As to why the reasons why ServiceNow would not turn on its partners in pursuit of ESM ascendancy, one management consultant I spoke to reeled off a whole list:

  • “Retaining ServiceNow valuation requires focus on software, not services (which are lower margin)”

  • “ServiceNow’s partner network supports its growth ambitions

  • “ServiceNow CEO Bill McDermott has a history of investing in partners going back to his time at SAP”

And my favourite:

  • “All of their peers are doing this”. 

As the chart below shows, since 2017 there have been close to 100 M&A transactions involving ServiceNow partners (access dives here: ChannelE2E, Equiteq, BDO). 

Deal flow began to pick up in 2019, when ServiceNow transformed its partner strategy, launching new partner designations and growth-inducing initiatives (e.g. a dedicated business development team). 

M&A activity reached frenetic levels in 2021, buoyed by multiple tailwinds (record PE dry powder, Covid induced pickup in demand for digital transformation etc.). In 2022, ASGN paid $350M for GlideFast, a BV Investment Partners owned rollup. GlideFast was on track to generate $95M in sales (growing 30% YoY), with a mid-teens margin. It had 350 consultants. 

A nice 3.5x revenue / 25x EBITDA exit! 

Source: Equiteq

A typical acquisition target is an Elite partner with several hundred consultants, itself a product of M&A, and backed by mid market private equity firms like One Equity Partners, BV Investment Partners, Plaza Ventures and Gryphon:

Source: Equiteq

Most recently, Infocenter was acquired by Insight Enterprises, a Fortune 500 Solutions Integrator, for a rumoured 5x revenue. 
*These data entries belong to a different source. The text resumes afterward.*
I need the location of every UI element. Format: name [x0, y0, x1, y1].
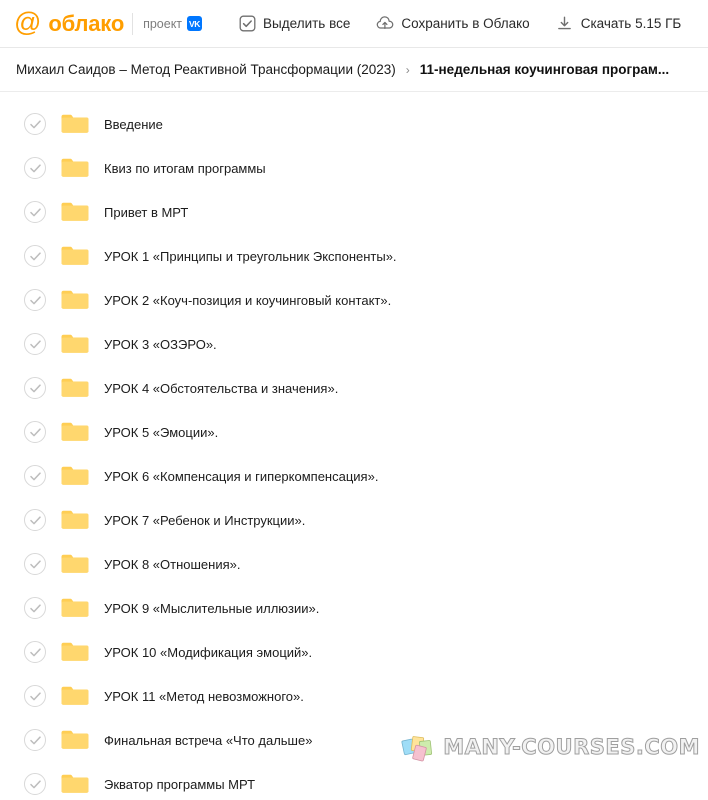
table-row[interactable]	[0, 190, 708, 234]
folder-icon	[60, 332, 90, 356]
folder-name-label: УРОК 7 «Ребенок и Инструкции».	[104, 512, 306, 528]
row-checkbox[interactable]	[24, 553, 46, 575]
download-button[interactable]	[556, 15, 682, 33]
folder-icon	[60, 508, 90, 532]
row-checkbox[interactable]	[24, 729, 46, 751]
table-row[interactable]	[0, 454, 708, 498]
folder-name-label: Экватор программы МРТ	[104, 776, 256, 792]
save-to-cloud-button[interactable]	[376, 15, 529, 33]
folder-icon	[60, 728, 90, 752]
folder-icon	[60, 112, 90, 136]
project-badge-group	[143, 16, 202, 31]
folder-name-label: УРОК 11 «Метод невозможного».	[104, 688, 304, 704]
table-row[interactable]	[0, 146, 708, 190]
at-icon: @	[14, 7, 42, 37]
folder-icon	[60, 200, 90, 224]
folder-icon	[60, 288, 90, 312]
table-row[interactable]	[0, 762, 708, 800]
row-checkbox[interactable]	[24, 421, 46, 443]
row-checkbox[interactable]	[24, 245, 46, 267]
folder-name-label: Квиз по итогам программы	[104, 160, 266, 176]
save-to-cloud-label: Сохранить в Облако	[401, 16, 530, 31]
row-checkbox[interactable]	[24, 157, 46, 179]
breadcrumb-current: 11-недельная коучинговая програм...	[419, 62, 670, 77]
file-list	[0, 92, 708, 800]
row-checkbox[interactable]	[24, 685, 46, 707]
table-row[interactable]	[0, 102, 708, 146]
select-all-label: Выделить все	[263, 16, 351, 31]
download-label: Скачать 5.15 ГБ	[580, 16, 682, 31]
folder-name-label: УРОК 9 «Мыслительные иллюзии».	[104, 600, 320, 616]
folder-icon	[60, 420, 90, 444]
folder-name-label: УРОК 1 «Принципы и треугольник Экспоненты».	[104, 248, 397, 264]
table-row[interactable]	[0, 542, 708, 586]
check-square-icon	[238, 15, 256, 33]
chevron-right-icon: ›	[405, 62, 410, 77]
folder-name-label: УРОК 6 «Компенсация и гиперкомпенсация».	[104, 468, 379, 484]
folder-icon	[60, 376, 90, 400]
table-row[interactable]	[0, 498, 708, 542]
folder-name-label: УРОК 2 «Коуч-позиция и коучинговый контакт».	[104, 292, 392, 308]
folder-icon	[60, 640, 90, 664]
table-row[interactable]	[0, 410, 708, 454]
divider	[132, 13, 133, 35]
folder-name-label: УРОК 8 «Отношения».	[104, 556, 241, 572]
table-row[interactable]	[0, 586, 708, 630]
watermark-text: MANY-COURSES.COM	[443, 735, 700, 759]
breadcrumb	[0, 48, 708, 92]
logo-text: облако	[48, 10, 125, 36]
folder-name-label: Финальная встреча «Что дальше»	[104, 732, 313, 748]
row-checkbox[interactable]	[24, 201, 46, 223]
select-all-button[interactable]	[238, 15, 350, 33]
toolbar-actions	[238, 15, 681, 33]
folder-icon	[60, 552, 90, 576]
project-label: проект	[143, 16, 183, 31]
table-row[interactable]	[0, 278, 708, 322]
vk-logo-icon: VK	[187, 16, 202, 31]
folder-icon	[60, 464, 90, 488]
download-icon	[556, 15, 574, 33]
folder-icon	[60, 772, 90, 796]
row-checkbox[interactable]	[24, 289, 46, 311]
row-checkbox[interactable]	[24, 377, 46, 399]
table-row[interactable]	[0, 674, 708, 718]
folder-name-label: УРОК 10 «Модификация эмоций».	[104, 644, 313, 660]
folder-name-label: Введение	[104, 116, 163, 132]
folder-icon	[60, 244, 90, 268]
row-checkbox[interactable]	[24, 641, 46, 663]
logo[interactable]	[14, 7, 125, 37]
folder-icon	[60, 596, 90, 620]
row-checkbox[interactable]	[24, 465, 46, 487]
folder-name-label: УРОК 3 «ОЗЭРО».	[104, 336, 217, 352]
row-checkbox[interactable]	[24, 333, 46, 355]
folder-icon	[60, 684, 90, 708]
row-checkbox[interactable]	[24, 597, 46, 619]
folder-icon	[60, 156, 90, 180]
top-toolbar	[0, 0, 708, 48]
row-checkbox[interactable]	[24, 509, 46, 531]
folder-name-label: УРОК 5 «Эмоции».	[104, 424, 219, 440]
row-checkbox[interactable]	[24, 113, 46, 135]
table-row[interactable]	[0, 630, 708, 674]
cloud-upload-icon	[376, 15, 394, 33]
table-row[interactable]	[0, 366, 708, 410]
table-row[interactable]	[0, 718, 708, 762]
table-row[interactable]	[0, 322, 708, 366]
folder-name-label: Привет в МРТ	[104, 204, 189, 220]
breadcrumb-root[interactable]: Михаил Саидов – Метод Реактивной Трансформации (2023)	[16, 62, 396, 77]
row-checkbox[interactable]	[24, 773, 46, 795]
table-row[interactable]	[0, 234, 708, 278]
folder-name-label: УРОК 4 «Обстоятельства и значения».	[104, 380, 339, 396]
Scale is crucial too. According to Michel Regueiro, a consultant to ServiceNow boutiques:

Boutiques with <$10M in revenue see valuations around 1-1.5x revenue, whereas those above $10M can expect 2-2.5x. Firms exceeding $20M might even achieve 3x, with the industry high around 4.5x.

The M&A game is getting harder

There is no shortage of PE money chasing existing and emerging partner rollups. However, a generic consolidation strategy simply does not work anymore. There are three main reasons for this. 

One, the growing specialisation among boutiques - endorsed by ServiceNow - requires deep domain expertise while naturally limiting the amount of capital that can be profitably deployed.